Ottawa researchers eye cancer fighting viruses in search for COVID-19 vaccine
OTTAWA -- As the pandemic continues its global grip, health experts agree that until a vaccine is discovered, day-to-day life may not return to normal.
That’s one reason a team of Ottawa doctors are using their cancer research to create a vaccine for COVID-19.
Researchers at the Ottawa Hospital are harnessing the power of previously developed cancer-fighting viruses to attack COVID-19, building upon the same concepts but using them as a vaccine.
Dr. Carolina Ilkow is working alongside cancer research pioneer Dr. John Bell and others across the country, genetically modifying the harmless viruses into a COVID-killer.

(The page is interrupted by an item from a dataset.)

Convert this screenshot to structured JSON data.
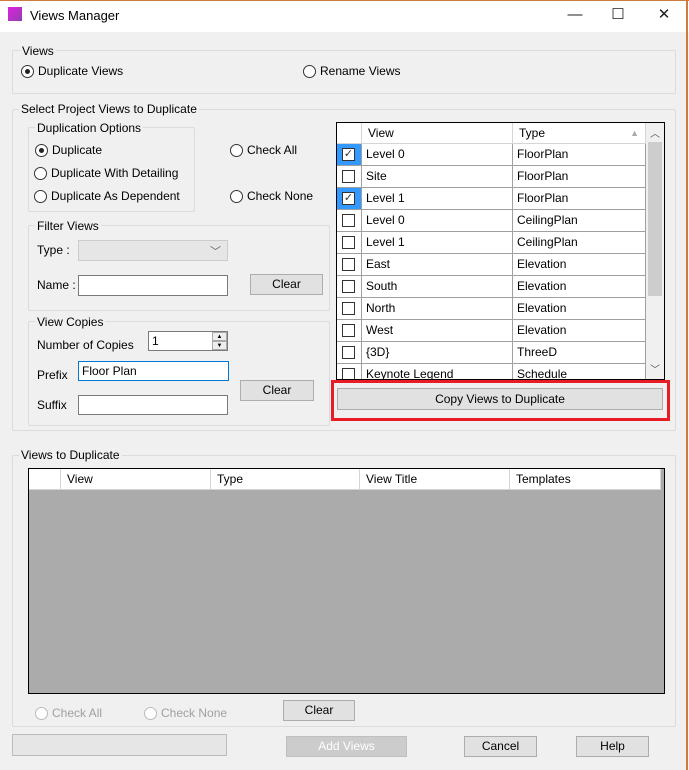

"These viruses are like building blocks like Lego and we change pieces of these Lego," says Dr. Ilkow, Ottawa Hospital scientist and an associate professor at the University of Ottawa.
"We can make these viruses express tiny pieces of COVID-19, so when we give this as a vaccine we can train our immune system to recognize COVID."
Dr. Ilkow and Dr. Bell, along with team members at the University of Calgary and McMaster University, have developed multiple strains of these cancer fighting viruses that they believe could be repurposed as vaccines for COVID-19. Ilkow points out that a new coronavirus requires new strategies and this will allow them to help pick the safest and most potent model for production.
If the team does create a vaccine they will have the ability to produce large quantities at the Ottawa Hospital's Biotherapeutics Manufacturing Centre. The only hospital-based lab in Canada capable of producing virus-based vaccines and therapies for clinical trials.
As global efforts continue in the fight against the pandemic, funding is an essential part of research. The team was awarded $250,000 from Fast Grants for their research. It's one of 23 COVID-19 grants issued to Canadian research institutions by the foundation.
The Thistledown Foundation, established by Fiona McKean and her husband and Ottawa-based Shopify co-founder Tobi Lütke, provided $5 million towards the grants.
Dr. Ilkow says it's incredible to receive this grant and comes at a crucial time when funding is needed for research, some of which can be used to deliver a clinical package for Health Canada if a vaccine is made.
This research is one of more than 50 COVID-19 research projects currently underway at the Ottawa Hospital.